UFT to file grievance over summer training

The UFT is filing a union-initiated grievance over the rate of pay for members participating in enVisionmath curriculum training this summer.

When members registered for the training, the posting indicated they would receive the per-session rate of $51.13 per hour. However, the city Department of Education is now stating that these members will instead receive the staff development rate of $23.30 per hour.

“Members have a right to get what they signed up for,” UFT Secretary LeRoy Barr said, “and we are going to fight to see that they get it.”

The training was open to common branch teachers.

This may be one of the many grievances the DOE knows they will lose but takes it through to arbitration to clog up the process so legitimate grievances are delayed and delayed.

Sunday, August 04, 2019


The press and parents may be worried about  children being exposed to lead in classrooms but the UFT is not overly concerned.
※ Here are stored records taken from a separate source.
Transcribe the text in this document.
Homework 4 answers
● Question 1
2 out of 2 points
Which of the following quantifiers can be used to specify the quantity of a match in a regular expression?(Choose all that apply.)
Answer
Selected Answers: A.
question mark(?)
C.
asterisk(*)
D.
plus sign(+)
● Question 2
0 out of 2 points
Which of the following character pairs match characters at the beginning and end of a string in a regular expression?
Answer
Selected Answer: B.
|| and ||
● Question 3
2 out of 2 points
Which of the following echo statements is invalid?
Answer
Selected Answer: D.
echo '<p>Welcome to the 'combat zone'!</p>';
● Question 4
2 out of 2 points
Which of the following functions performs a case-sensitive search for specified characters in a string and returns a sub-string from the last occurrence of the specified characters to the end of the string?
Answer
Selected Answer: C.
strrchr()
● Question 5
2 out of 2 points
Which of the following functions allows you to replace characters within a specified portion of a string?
From Gene Mann's Organizer:


Custodians did visual inspections in LYFE/3K/Pre-K/K and first grade in late June. If damaged paint was noted, DSF third-party inspectors went out and tested the paint for lead. If the paint was not lead, students stayed in the room and custodians will paint. If lead, students were moved and the School Construction Authority is remediating. Rooms will be cleaned and dust wipe samples will be taken. All of this will will be done by first day of school.

This is not really all that different from what typically done every summer, but now the DOE is increasing the frequency of the inspections and custodians are required to document this centrally. So in theory, there is some more transparency and accountability in this new process. In addition, the results will be posted online.
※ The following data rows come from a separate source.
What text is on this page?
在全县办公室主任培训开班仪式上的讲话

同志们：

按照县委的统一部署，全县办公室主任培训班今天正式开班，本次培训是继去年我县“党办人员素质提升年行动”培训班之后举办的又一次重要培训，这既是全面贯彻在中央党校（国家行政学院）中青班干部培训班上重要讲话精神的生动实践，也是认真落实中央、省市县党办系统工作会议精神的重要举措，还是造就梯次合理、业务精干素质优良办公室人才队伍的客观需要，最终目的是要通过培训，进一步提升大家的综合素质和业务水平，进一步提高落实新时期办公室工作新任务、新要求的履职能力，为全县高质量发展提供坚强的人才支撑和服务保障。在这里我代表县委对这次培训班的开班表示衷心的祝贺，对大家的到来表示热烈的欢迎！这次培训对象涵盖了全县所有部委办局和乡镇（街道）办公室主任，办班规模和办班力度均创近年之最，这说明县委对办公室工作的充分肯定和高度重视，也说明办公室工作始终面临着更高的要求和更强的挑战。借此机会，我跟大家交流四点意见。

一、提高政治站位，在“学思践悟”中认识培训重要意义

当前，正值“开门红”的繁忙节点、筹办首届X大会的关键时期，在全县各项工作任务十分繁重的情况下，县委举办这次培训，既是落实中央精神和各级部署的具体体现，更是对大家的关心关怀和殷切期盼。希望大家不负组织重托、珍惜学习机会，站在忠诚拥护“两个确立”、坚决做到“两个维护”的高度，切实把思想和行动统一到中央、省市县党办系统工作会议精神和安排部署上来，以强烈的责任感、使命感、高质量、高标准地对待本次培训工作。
This should have low impact on most members and students as this is happening in the summer and the goal is to have every room ready in the summer. 

More transparency and accountability?

  • The UFT is echoing the DOE once again.

If this is something they do every summer, then the parents' question needs to be asked to the UFT as well as DOE.

Here it is from last week:

Which brings up the question, if they had remediated them last year, as they claimed, how effective is the process by which they address this?

Friday, August 02, 2019


NYC Public School Parents Blog has a piece on peeling lead paint found in hundreds of city schools.

A portion:
The DOE found peeling lead paint at 486 schools  built before 1985, including over 938 classrooms serving kids in 3-K, Pre-K, Kindergarten and first grade. More on this at Gothamist [with a WNYC radio sound file],  Chalkbeat and NY Post.

The ramped up inspection is a result of investigative reporting by Christopher Werth of WNYC , who wrote in Gothamist earlier this summer how he had found lead paint in classrooms  here and here; and a letter sent by members of Congress to the DOE as a result of his reporting.

A little further down:

The DOE says they plan to remediate all these classrooms before Sept., by covering the peeling paint with a “certified primer” and painted over twice.

Yet it doesn’t appear that DOE also checked for lead dust on the floors, which can also be quite toxic, especially for young kids who sit on the rug for “circle time”, as pointed out by Werth in the WNYC interview and earlier Gothamist articles.  And they haven’t checked any classrooms for kids over six, or common areas.

The Chalkbeat article also has a searchable list of the 500 schools that still have water outlets that were found to have lead levels still above the “action level” of 15 parts per billion, though the DOE claims to have “remediated” all but 15 of these outlets once again.

Which brings up the question, if they had remediated them last year, as they claimed, how effective is the process by which they address this?

Good reporting by Christopher Werth and others on this and a good question there for sure from the parents.

Two additional questions:

Will this be a front page story in the UFT's NY Teacher? I just checked the news page on the UFT website and I found nothing yet on this story.

Will the UFT threaten to have teachers and students walk out if there are toxic conditions in schools? When the UFT functioned as a real union, we used to publicize unhealthy school environments. We didn't just work behind the scenes to correct them. Anybody remember the asbestos closings in 1993?